“If you put your trust in riches, if money or Mammon be your master, the God of your idolatry, you will expect everything from it; you will give it your heart; you will make “gold your hope, and fine gold your confidence.” Your supreme desire will be to accumulate it; you will live for that; it will fill your thoughts and form your dreams; it will give color and shape to all your feelings, and direction and strength to every purpose: and, if so, and so long as it is so, your soul cannot repose with faith on God, nor your heart swell and beat with love to him.

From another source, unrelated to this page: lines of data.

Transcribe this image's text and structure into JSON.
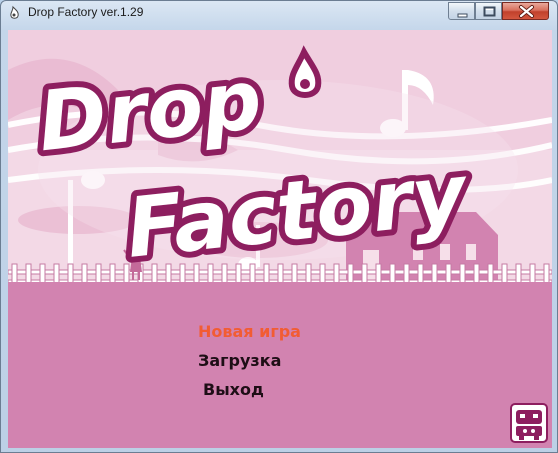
{
  "window": {
    "title": "Drop Factory ver.1.29",
    "icons": {
      "app": "drop-icon",
      "minimize": "minimize-icon",
      "maximize": "maximize-icon",
      "close": "close-icon"
    }
  },
  "game": {
    "logo": {
      "line1": "Drop",
      "line2": "Factory"
    },
    "menu": {
      "new_game": "Новая игра",
      "load": "Загрузка",
      "quit": "Выход"
    },
    "colors": {
      "highlight": "#f25c33",
      "menu_text": "#1e0e16",
      "ground": "#d283b0",
      "sky": "#f3d9e6",
      "logo_outline": "#8d1e5f"
    },
    "corner_icon": "cow-logo-icon"
  }
}
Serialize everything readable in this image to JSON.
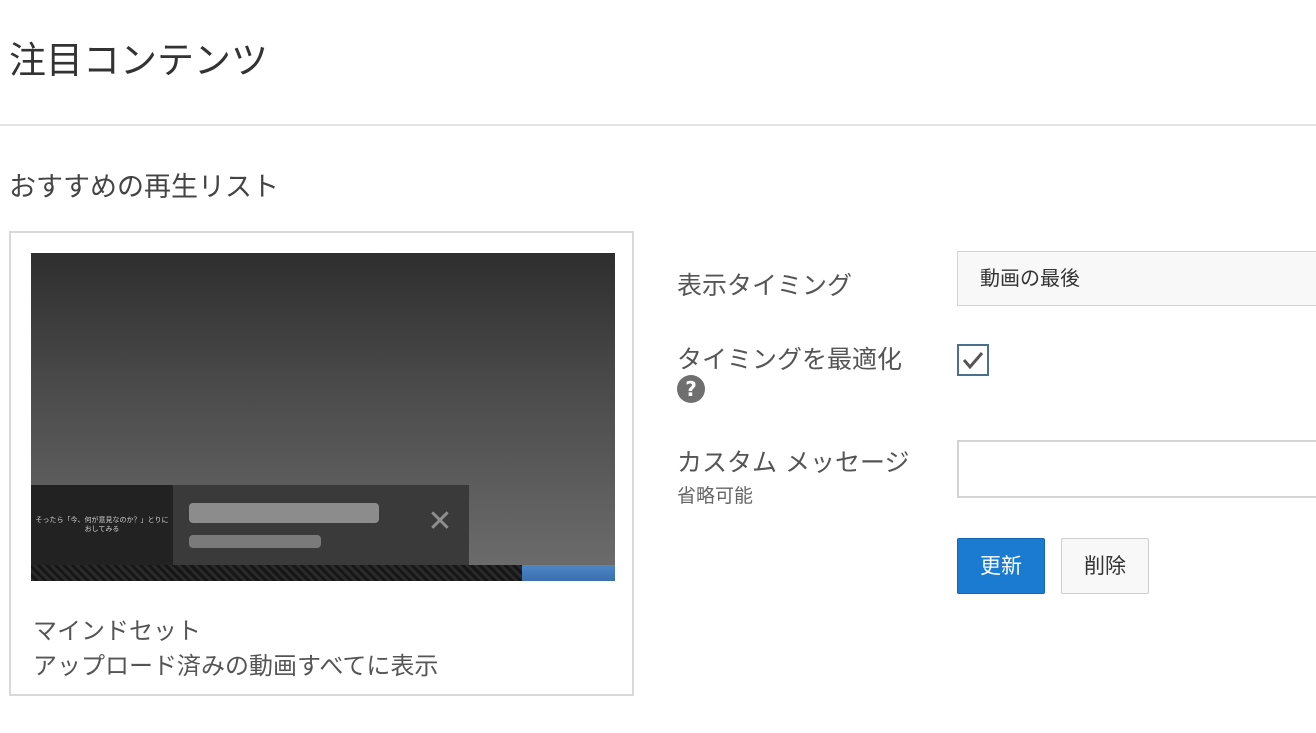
{
  "page_title": "注目コンテンツ",
  "section_title": "おすすめの再生リスト",
  "preview": {
    "endcard_text": "そったら「今、何が意見なのか？」とりにおしてみる",
    "progress_fraction": 0.16
  },
  "card": {
    "name": "マインドセット",
    "description": "アップロード済みの動画すべてに表示"
  },
  "form": {
    "timing_label": "表示タイミング",
    "timing_value": "動画の最後",
    "optimize_label": "タイミングを最適化",
    "optimize_checked": true,
    "help_symbol": "?",
    "custom_message_label": "カスタム メッセージ",
    "custom_message_sublabel": "省略可能",
    "custom_message_value": "",
    "update_button": "更新",
    "delete_button": "削除"
  },
  "colors": {
    "primary_button": "#1a7bd0",
    "progress": "#4f86c6"
  }
}
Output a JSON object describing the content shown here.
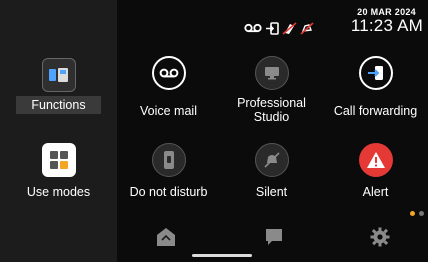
{
  "status": {
    "date": "20 MAR 2024",
    "time": "11:23 AM",
    "icons": [
      "voicemail-icon",
      "call-forward-icon",
      "do-not-disturb-icon",
      "silent-icon"
    ]
  },
  "tiles": [
    {
      "label": "Functions",
      "icon": "phone-functions-icon",
      "selected": true
    },
    {
      "label": "Voice mail",
      "icon": "voicemail-icon"
    },
    {
      "label": "Professional Studio",
      "icon": "monitor-icon"
    },
    {
      "label": "Call forwarding",
      "icon": "call-forward-icon"
    },
    {
      "label": "Use modes",
      "icon": "grid-icon"
    },
    {
      "label": "Do not disturb",
      "icon": "do-not-disturb-icon"
    },
    {
      "label": "Silent",
      "icon": "bell-off-icon"
    },
    {
      "label": "Alert",
      "icon": "alert-icon"
    }
  ],
  "pagination": {
    "pages": 2,
    "current": 1
  },
  "nav": [
    {
      "icon": "home-icon"
    },
    {
      "icon": "chat-icon"
    },
    {
      "icon": "settings-icon"
    }
  ],
  "colors": {
    "accent": "#f4a623",
    "alert": "#e53935",
    "selected_bg": "#3a3a3a"
  }
}
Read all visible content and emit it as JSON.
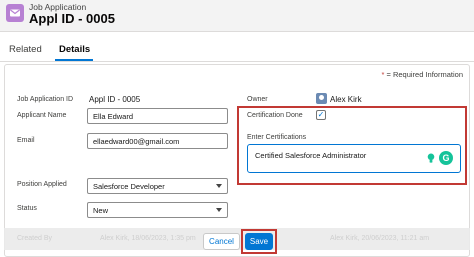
{
  "header": {
    "object_label": "Job Application",
    "record_title": "Appl ID - 0005"
  },
  "tabs": [
    {
      "label": "Related"
    },
    {
      "label": "Details"
    }
  ],
  "form": {
    "required_info": "= Required Information",
    "required_star": "*",
    "job_application_id": {
      "label": "Job Application ID",
      "value": "Appl ID - 0005"
    },
    "applicant_name": {
      "label": "Applicant Name",
      "value": "Ella Edward"
    },
    "email": {
      "label": "Email",
      "value": "ellaedward00@gmail.com"
    },
    "position_applied": {
      "label": "Position Applied",
      "value": "Salesforce Developer"
    },
    "status": {
      "label": "Status",
      "value": "New"
    },
    "owner": {
      "label": "Owner",
      "value": "Alex Kirk"
    },
    "certification_done": {
      "label": "Certification Done",
      "checked": true,
      "check_glyph": "✓"
    },
    "enter_certifications": {
      "label": "Enter Certifications",
      "value": "Certified Salesforce Administrator"
    }
  },
  "faded_row": {
    "created_by_label": "Created By",
    "created_by_value": "Alex Kirk, 18/06/2023, 1:35 pm",
    "modified_by_value": "Alex Kirk, 20/06/2023, 11:21 am"
  },
  "buttons": {
    "cancel": "Cancel",
    "save": "Save"
  },
  "icons": {
    "object_icon": "envelope-icon",
    "owner_avatar": "user-avatar-icon",
    "suggestion": "lightbulb-icon",
    "grammarly": "grammarly-icon",
    "grammarly_glyph": "G"
  },
  "colors": {
    "brand_blue": "#0176d3",
    "highlight_red": "#c23934",
    "object_purple": "#b781d3",
    "grammarly_green": "#15c39a"
  }
}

Nay, you will be incapable of seeing his glory, of appreciating or discovering his character…
The man whose trust is in money, whose exclusive confidence is in what he can touch and look at, and feel that he possesses, if he is destitute of that which constitutes his security—his sole security—against the calls of life, the realities of today and the possibilities of tomorrow; why, he will be just as incapable of receiving the kingdom of God, as the man who can fare sumptuously every day, and has much good laid up for many years…
He who “loves the world,” and who is manifested as such, either by the pride of success in “laying up treasure,” or by the canker of disappointment eating into his soul, “the love of the Father is not in him.” It is not only not in him, but while either mental condition lasts, it cannot be; by the very constitution of things, by all the laws which govern the mind and regulate thought, it must of necessity be excluded.” (cf. 1 John 2:15)
Thomas Binney (1798-1874) Money: A Popular Exposition in Rough Notes, excerpt from Sermon I.